The January 29th "Newsday" said Draise had told investigators
that among the taps he rigged from 1972 to 1979 were several on
lines used by Wren Business Communications, a Bell competitor.
It seems that when Wren had arranged an appointment with a
potential customer, they found that Bell had just been there
without being called.  Wren's president is a ham [radio
operator], David Stoner/K8LMB.  I telephoned Dave...

"As far as I am concerned, the initial focus for all of this
began with the FBI.  The FBI apparently set up a structure
throughout the United States using apparently the security chiefs
of the different Bell companies...  They say that there have been
other cases in the United States like ours in Cincinnati but they
have been localized without the realization of an overall pattern
being implicated."

"The things that ties this all together is if you go way back in
history to the Hoover period at the FBI, he apparently got
together with the AT&T security people.  There is an organization
that I guess exists to this day with regular meetings of the
security people of the different Bell companies.  This meant that
the FBI would be able to target a group of 20 or 30 people that
represented the security points for all of the Bell and AT&T
connections in the United States.  I believe the key to all of
this goes back to Hoover.  The FBI worked through that group who
then created the activity at the local level as a result of
central planning."

"I believe that in spite of the fact that many people have
indicated that this is an early 70's problem - that there is no
disruption to that work to this day.  I am pretty much convinced
that it is continuing... It looks like a large surveillance
effort that Cincinnati was just a part of."
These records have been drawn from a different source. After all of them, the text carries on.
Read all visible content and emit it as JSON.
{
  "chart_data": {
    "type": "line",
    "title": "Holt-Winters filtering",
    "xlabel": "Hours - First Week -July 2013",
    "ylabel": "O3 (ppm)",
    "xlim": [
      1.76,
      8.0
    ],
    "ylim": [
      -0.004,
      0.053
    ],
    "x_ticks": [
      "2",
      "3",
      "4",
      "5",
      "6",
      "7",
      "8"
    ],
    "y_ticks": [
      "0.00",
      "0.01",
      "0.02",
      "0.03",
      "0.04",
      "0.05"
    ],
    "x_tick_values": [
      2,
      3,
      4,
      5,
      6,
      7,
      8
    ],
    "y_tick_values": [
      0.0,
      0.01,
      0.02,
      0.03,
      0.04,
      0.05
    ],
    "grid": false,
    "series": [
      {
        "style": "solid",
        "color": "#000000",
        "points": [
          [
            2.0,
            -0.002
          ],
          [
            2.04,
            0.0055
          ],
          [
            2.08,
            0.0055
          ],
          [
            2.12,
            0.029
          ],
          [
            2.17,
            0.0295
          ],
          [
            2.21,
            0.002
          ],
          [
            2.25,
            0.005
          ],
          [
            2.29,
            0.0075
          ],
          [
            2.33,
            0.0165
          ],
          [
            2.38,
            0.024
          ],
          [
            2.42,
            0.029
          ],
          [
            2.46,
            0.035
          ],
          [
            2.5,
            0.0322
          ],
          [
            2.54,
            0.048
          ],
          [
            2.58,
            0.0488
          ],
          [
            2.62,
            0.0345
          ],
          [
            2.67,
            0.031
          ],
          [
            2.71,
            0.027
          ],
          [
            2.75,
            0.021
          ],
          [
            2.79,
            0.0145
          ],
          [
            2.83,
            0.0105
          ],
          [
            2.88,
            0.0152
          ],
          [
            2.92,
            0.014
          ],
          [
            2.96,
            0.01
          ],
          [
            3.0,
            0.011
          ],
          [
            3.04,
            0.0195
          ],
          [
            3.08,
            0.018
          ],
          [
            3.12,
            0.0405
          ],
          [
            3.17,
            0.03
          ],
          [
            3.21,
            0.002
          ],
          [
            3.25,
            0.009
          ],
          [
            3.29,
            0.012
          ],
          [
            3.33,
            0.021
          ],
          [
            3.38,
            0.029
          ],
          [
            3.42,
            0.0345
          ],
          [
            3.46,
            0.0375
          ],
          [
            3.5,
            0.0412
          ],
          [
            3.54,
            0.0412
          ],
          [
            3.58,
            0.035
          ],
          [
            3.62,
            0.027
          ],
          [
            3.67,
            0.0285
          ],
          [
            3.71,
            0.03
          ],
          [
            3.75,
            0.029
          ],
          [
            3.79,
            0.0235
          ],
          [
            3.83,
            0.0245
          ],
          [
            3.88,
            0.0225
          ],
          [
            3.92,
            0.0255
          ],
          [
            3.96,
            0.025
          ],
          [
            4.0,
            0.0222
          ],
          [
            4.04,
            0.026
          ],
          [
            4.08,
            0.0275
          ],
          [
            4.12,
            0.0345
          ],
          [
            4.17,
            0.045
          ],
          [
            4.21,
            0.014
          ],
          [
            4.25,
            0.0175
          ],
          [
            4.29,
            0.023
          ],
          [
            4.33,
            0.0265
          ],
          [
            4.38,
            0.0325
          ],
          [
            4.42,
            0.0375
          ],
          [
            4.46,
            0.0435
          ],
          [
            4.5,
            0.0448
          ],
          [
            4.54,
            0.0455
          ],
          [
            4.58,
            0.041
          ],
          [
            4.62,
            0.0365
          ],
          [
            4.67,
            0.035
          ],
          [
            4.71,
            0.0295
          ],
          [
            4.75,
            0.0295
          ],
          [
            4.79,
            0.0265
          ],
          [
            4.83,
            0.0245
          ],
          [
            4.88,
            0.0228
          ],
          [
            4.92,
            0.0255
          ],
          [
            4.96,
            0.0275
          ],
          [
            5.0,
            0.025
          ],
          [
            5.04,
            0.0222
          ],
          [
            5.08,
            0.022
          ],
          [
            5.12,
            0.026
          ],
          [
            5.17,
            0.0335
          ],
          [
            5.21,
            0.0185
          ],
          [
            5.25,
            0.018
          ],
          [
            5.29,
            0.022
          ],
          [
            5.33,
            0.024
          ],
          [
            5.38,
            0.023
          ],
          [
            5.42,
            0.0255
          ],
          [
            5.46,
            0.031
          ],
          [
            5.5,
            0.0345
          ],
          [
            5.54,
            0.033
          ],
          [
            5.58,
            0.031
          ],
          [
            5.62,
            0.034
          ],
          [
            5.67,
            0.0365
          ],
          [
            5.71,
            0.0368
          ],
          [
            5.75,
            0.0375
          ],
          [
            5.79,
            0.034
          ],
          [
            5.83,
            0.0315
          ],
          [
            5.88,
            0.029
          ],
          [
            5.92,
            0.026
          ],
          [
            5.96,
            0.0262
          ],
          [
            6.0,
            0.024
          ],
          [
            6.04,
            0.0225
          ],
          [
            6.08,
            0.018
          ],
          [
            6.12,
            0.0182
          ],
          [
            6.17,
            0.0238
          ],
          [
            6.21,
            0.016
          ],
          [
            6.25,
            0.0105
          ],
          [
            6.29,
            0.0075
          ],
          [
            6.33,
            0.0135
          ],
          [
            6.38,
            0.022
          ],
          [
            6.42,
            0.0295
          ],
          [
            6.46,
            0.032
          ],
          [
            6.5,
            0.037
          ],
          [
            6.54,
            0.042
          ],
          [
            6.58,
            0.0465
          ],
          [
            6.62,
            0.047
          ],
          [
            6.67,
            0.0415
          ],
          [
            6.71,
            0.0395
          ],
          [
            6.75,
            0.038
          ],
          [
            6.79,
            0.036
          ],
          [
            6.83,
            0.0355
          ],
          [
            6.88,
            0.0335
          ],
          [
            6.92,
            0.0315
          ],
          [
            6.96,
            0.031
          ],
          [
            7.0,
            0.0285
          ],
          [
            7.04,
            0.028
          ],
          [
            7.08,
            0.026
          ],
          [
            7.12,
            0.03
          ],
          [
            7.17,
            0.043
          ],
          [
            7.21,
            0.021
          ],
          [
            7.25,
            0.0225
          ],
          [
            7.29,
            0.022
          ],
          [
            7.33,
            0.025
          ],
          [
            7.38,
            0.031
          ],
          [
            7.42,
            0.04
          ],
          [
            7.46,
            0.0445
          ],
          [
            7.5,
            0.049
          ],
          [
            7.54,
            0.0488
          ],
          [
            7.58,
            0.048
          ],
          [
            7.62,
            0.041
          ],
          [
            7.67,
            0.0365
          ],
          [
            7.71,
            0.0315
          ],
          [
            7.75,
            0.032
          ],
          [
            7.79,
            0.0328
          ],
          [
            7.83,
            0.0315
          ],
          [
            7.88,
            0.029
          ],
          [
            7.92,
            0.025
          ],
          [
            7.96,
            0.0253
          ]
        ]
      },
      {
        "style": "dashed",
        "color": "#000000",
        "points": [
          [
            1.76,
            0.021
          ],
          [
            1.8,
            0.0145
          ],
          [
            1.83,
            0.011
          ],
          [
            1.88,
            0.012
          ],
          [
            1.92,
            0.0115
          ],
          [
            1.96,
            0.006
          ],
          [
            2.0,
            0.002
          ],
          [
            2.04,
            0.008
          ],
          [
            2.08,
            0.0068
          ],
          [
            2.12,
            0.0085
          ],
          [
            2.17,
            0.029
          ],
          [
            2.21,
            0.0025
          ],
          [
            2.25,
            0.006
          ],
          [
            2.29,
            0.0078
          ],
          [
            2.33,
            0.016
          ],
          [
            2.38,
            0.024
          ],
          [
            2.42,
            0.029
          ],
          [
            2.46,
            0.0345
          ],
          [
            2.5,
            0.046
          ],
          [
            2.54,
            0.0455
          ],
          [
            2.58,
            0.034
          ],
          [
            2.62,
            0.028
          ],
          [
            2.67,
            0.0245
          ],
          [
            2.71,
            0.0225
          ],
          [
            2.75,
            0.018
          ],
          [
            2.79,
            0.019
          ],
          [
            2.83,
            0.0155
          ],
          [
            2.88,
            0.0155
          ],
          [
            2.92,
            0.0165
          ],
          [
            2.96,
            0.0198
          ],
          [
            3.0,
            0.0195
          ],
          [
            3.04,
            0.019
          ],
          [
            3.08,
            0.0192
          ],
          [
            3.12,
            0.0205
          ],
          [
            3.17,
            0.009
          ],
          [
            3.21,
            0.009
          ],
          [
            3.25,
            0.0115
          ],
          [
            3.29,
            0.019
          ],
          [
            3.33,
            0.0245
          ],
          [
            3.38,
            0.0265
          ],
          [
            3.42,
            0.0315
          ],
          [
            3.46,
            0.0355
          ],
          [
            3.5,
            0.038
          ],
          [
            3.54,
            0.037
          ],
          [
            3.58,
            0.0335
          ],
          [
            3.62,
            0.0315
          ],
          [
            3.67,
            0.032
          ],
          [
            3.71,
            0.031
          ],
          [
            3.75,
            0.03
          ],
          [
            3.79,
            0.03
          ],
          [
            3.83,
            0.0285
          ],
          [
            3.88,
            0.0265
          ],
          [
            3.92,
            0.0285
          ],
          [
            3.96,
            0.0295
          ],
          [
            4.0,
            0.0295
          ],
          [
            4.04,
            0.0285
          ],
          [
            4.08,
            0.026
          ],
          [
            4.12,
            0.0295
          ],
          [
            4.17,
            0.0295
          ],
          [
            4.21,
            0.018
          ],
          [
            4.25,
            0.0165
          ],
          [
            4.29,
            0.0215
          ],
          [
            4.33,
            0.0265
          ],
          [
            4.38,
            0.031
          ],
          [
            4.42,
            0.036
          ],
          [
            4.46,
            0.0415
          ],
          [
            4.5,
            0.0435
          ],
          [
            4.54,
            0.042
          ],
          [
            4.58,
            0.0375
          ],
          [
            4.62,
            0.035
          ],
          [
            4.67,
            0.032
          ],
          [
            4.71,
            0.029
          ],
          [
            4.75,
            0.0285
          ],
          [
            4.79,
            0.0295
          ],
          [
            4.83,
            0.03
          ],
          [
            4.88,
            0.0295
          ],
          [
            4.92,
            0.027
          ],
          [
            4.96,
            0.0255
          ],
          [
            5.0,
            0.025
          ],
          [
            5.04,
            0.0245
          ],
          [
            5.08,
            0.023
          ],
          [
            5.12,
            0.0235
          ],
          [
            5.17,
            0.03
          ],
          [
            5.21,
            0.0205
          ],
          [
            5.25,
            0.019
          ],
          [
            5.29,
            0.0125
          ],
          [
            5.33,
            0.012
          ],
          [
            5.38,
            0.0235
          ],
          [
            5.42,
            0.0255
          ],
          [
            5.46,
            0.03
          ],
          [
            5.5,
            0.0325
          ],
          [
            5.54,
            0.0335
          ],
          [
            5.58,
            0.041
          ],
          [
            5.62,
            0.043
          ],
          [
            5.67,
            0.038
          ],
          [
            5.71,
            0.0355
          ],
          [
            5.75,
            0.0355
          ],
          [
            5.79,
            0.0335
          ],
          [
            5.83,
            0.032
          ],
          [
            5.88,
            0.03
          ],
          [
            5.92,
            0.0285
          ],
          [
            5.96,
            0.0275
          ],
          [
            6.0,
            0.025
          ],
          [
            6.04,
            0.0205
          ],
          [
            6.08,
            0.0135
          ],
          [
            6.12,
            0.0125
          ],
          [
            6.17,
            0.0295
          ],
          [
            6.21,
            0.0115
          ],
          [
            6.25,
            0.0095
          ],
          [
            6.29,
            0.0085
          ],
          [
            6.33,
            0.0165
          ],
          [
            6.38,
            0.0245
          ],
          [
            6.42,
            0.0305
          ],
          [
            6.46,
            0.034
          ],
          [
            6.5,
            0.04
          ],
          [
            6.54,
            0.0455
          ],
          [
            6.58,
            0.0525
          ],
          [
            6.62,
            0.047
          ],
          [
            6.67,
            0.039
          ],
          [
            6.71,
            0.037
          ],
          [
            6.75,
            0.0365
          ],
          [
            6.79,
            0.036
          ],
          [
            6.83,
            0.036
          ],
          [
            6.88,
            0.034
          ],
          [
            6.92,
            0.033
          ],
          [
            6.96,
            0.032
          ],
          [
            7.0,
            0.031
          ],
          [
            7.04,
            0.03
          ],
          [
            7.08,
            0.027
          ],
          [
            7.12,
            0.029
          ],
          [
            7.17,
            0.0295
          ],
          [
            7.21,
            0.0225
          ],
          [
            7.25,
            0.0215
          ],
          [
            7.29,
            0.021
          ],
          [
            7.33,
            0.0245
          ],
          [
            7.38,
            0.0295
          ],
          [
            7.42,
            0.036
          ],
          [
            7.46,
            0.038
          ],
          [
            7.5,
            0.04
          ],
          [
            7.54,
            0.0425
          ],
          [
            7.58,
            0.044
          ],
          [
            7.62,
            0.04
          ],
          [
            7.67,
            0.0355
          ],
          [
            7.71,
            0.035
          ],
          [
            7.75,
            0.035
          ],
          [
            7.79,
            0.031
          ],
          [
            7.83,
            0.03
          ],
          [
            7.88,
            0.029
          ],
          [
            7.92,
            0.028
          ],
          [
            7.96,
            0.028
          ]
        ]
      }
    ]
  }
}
"The federal prosecutor Kathleen Brinkman is in a no-win
situation...  If she successfully prosecutes this case she is
going to bring trouble down upon her own Justice Department.  She
can't successfully prosecute the case."

About $200 million in lawsuits have already been filed against
Cincinnati Bell and the Police Department.  Several members of
the police department have taken the Fifth Amendment before the
grand jury rather than answer questions about their roles in the
wiretapping scheme.

Bob Draise/WB8QCF has filed a suit against Cincinnati Bell for
$78 for malicious prosecution and slander in response to a suit
filed by Cincinnati Bell against Bob for defamation...  Right
after they filed the suit, several policemen came forward and
admitted to doing illegal wireptaps with them.  The Cincinnati
police said they stopped this is 1974 - although another
policeman reportedly said they actually stopped the wiretapping
in 1986.

Now the CBS-TV program "60 Minutes" is interested in the
Cincinnati goings-on and has sent in a team of investigative
reporters.  Ed Bradley from "60 Minutes" has already interviewed
Bob Draise/WB8QCF and it is expected that sometime during April,
you will see a "60 Minutes" report on spying by the FBI.  We also
understand that CNN, Ted Turner's Cable News Network, is also
working up a "Bugging of America" expose.